As for mechanical breakdowns, if you have a major mechanical in an entry-level race, you are essentially done racing and just trying to get back to your car. In longer races you might still have a reasonable shot of maintaining or regaining some ground, even with minor issues, but most entry-level races are too short to regain any lost ground. More, in most courses, if the mechanical is truly a disaster, you can probably walk back to the start area faster than you can fix and ride out. It’s better to do your maintenance beforehand and make sure your rig is in top form than to plan to address issues on course. That being said, weird things happen in races, and it’s probably not a bad idea to carry a small multi-tool, spare tube, and CO2 cartridge. Anything more, and you’re schlepping dead-weight.
Something like a tipped saddle or leveraged handle bars or shifters could be fixed in a few seconds. Bigger issues may mean your race is over.
Not to be a pessimist either, just because you have a mechanical and might be effectively knocked out of the race does not mean you have to throw in the towel. You paid to race; if the course is fun, fix the problem and carry on.
As for dress: wear what is comfortable. Races are synonymous with spandex and colorful team kits. If you have these things and like wearing them to ride, than by all means. On the other hand, I would not advise spending upwards of $100 on some new lycra for a race.
Lastly, freaking have fun. That’s the whole point. Ride a little harder than you would on your own, meet some new people, enjoy a course you probably would not ride otherwise.
Other things I consider unofficial advice:Talk to the competition: “Nice bike,” “keep it up,” encouragement etc if someone crushes something or rides a line well; the boost is nice to give and nice to get.

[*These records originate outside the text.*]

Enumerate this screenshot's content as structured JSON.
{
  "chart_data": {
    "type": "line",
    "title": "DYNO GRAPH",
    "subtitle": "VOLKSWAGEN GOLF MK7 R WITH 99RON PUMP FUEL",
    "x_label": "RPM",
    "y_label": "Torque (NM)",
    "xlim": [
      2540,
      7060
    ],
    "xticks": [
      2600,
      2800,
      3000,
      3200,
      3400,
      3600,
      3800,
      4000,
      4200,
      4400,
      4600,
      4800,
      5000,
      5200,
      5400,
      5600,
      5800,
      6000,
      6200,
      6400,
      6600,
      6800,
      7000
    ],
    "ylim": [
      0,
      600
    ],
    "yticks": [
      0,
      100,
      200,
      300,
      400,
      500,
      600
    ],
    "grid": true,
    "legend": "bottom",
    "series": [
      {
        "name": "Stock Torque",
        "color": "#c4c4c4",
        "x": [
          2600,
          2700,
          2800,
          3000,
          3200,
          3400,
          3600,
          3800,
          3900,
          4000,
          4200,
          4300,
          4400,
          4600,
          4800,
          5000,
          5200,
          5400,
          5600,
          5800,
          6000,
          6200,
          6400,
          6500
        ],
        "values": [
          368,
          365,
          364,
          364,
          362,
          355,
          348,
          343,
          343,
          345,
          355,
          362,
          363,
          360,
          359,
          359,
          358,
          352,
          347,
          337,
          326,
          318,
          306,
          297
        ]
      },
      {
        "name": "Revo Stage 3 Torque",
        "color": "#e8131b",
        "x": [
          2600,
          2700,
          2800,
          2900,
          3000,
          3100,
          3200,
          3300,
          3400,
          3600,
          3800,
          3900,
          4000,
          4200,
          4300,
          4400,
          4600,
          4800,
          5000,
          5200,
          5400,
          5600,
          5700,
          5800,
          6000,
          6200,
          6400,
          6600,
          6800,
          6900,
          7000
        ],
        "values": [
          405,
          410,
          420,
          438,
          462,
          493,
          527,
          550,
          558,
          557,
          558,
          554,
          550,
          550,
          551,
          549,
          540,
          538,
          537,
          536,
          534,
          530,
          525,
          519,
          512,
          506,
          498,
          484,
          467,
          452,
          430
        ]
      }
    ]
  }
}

“Hey where ya from” or “how you like those tires” or other banter if they’re yo-yoing with you. You could make a friend, take your mind off some pain, or you could push someone over the edge into oxygen debt. I knocked a guy out of contention playing the name game on a long climb in a race once. I actually didn’t mean to, I genuinely wanted to know if we had some mutual friends, but I guess he had just been hanging on to my wheel, and when I started chatting, it was too much. It was hilarious, but I felt like I learned something in that moment.
If you do have a mechanical, just feel like crap, and can’t or don’t want to finish, tell a race official before you leave the course so they know you didn’t die.
Finally, thank the race director at the end of the race, regardless of how you thought the race went: I make it a point every week to go say thank you. If you think there was a problem with the event or something that could be done better, shut your mouth, get involved, make a difference. It takes a lot of work to put on most races, and except for a few big events, most aren’t exactly making a killing, if any profit at all. Your effort will always go farther than your hot air.